Wichita State University's Director of Music Education Tom Wine has received the Harry Robert Wilson Award from the Kansas Choral Directors Association for a lifetime of achievement in the field of choral music.

The award is given annually to an outstanding member of the KCDA, who must be nominated by someone in the music profession. Wine says when he found out he was selected to win, he was grateful for the recognition from his peers.

Wine began his career in music as a high school choir director at Spartanburg High School in South Carolina.

“Probably the hardest decision I made was leaving there and deciding I wanted to go back to school because I wanted to teach teachers,” says Wine.

He received his doctorate from Florida State University, and followed Harold Pope, the university’s graduate sean of music, to Wichita State, where he started teaching aural skills and music education classes.
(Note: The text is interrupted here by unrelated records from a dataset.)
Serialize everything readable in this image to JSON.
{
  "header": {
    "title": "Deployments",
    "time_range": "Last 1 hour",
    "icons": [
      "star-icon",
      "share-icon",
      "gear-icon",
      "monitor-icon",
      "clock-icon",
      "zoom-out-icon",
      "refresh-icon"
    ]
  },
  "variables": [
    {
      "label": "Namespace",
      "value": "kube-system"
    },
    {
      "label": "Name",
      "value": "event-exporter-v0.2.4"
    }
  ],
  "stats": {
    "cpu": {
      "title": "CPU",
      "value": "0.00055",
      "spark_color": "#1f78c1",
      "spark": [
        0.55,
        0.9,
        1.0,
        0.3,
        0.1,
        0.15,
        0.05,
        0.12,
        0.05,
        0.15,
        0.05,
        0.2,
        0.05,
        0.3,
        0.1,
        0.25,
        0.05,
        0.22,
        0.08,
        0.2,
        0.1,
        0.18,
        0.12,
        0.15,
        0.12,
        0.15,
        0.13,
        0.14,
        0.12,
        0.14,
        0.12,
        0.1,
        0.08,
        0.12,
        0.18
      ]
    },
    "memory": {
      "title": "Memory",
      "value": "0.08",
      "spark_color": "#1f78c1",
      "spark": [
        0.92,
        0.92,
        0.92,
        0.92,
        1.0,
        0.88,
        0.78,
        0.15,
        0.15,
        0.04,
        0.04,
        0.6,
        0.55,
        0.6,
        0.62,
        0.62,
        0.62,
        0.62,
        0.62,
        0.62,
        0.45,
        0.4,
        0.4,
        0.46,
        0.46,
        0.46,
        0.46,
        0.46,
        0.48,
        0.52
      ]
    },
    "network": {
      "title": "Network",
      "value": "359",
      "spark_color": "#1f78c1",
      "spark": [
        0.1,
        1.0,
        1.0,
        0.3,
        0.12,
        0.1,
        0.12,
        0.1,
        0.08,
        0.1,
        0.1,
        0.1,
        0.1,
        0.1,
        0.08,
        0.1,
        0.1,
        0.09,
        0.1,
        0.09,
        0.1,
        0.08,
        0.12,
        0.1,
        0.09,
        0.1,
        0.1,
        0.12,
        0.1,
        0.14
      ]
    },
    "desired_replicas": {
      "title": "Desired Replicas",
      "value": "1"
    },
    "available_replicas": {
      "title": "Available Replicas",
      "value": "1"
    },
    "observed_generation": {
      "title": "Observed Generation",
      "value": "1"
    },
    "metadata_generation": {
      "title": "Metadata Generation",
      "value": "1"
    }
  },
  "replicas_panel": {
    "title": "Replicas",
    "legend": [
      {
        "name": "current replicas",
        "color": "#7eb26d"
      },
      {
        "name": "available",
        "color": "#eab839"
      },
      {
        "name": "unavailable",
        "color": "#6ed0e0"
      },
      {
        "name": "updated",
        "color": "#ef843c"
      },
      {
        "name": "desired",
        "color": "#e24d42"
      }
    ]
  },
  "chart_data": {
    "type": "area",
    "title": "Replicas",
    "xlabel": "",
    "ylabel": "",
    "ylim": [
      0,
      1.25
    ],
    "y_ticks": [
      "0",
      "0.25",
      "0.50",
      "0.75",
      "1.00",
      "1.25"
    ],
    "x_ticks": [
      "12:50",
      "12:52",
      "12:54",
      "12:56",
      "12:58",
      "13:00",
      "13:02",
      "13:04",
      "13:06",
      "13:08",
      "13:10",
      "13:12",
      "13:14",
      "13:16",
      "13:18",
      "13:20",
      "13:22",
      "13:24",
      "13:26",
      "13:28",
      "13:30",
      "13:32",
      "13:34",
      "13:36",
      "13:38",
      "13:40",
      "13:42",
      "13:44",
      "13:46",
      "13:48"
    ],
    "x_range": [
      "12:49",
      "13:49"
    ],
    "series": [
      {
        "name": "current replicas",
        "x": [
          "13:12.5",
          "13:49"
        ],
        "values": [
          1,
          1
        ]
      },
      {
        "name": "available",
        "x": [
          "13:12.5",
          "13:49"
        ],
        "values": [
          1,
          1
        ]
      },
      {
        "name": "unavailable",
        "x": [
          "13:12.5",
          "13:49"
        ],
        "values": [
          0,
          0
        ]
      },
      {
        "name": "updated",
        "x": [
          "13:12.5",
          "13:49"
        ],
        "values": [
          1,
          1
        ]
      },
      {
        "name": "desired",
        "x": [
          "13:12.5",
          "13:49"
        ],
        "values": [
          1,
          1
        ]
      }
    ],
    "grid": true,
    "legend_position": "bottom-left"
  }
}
When the director of choirs retired in 2000, Wine was appointed the interim director, and took over the position in full a year later.

His philosophy in the classroom is to give students ownership of the music as quickly as he can, something he practices when going through the rehearsal process with students.

“The more experienced the students are, the more I can let them discover the process,” says Wine. “Rather than tell them, ‘get louder’ or ‘get softer,’ I let them discover how to make the music more meaningful to the audience. I let them discover why music is an art.”

One of the projects Wine contributed to the KCDA, where he’s served in many leadership positions, was to initiate “Sing Up,” a program that pays most of the entrance fees for college students to join the KCDA. His goal was to get them involved in the program and attending the conventions earlier in their career.

In more than 35 years of teaching music in churches and schools, Wine says his favorite part is the ‘aha’ moments. In church music especially, it’s seeing the understanding of the choir when they connect to the words and discover the reason the music makes the message more important.

Though he’s receiving a lifetime achievement award, Wine isn’t slowing down. He plans to explore more methods of teaching, as well as work more in music composition.

“I still have teaching to do,” says Wine. “I’m not finished with my career and there are still goals to accomplish and things I want to do.”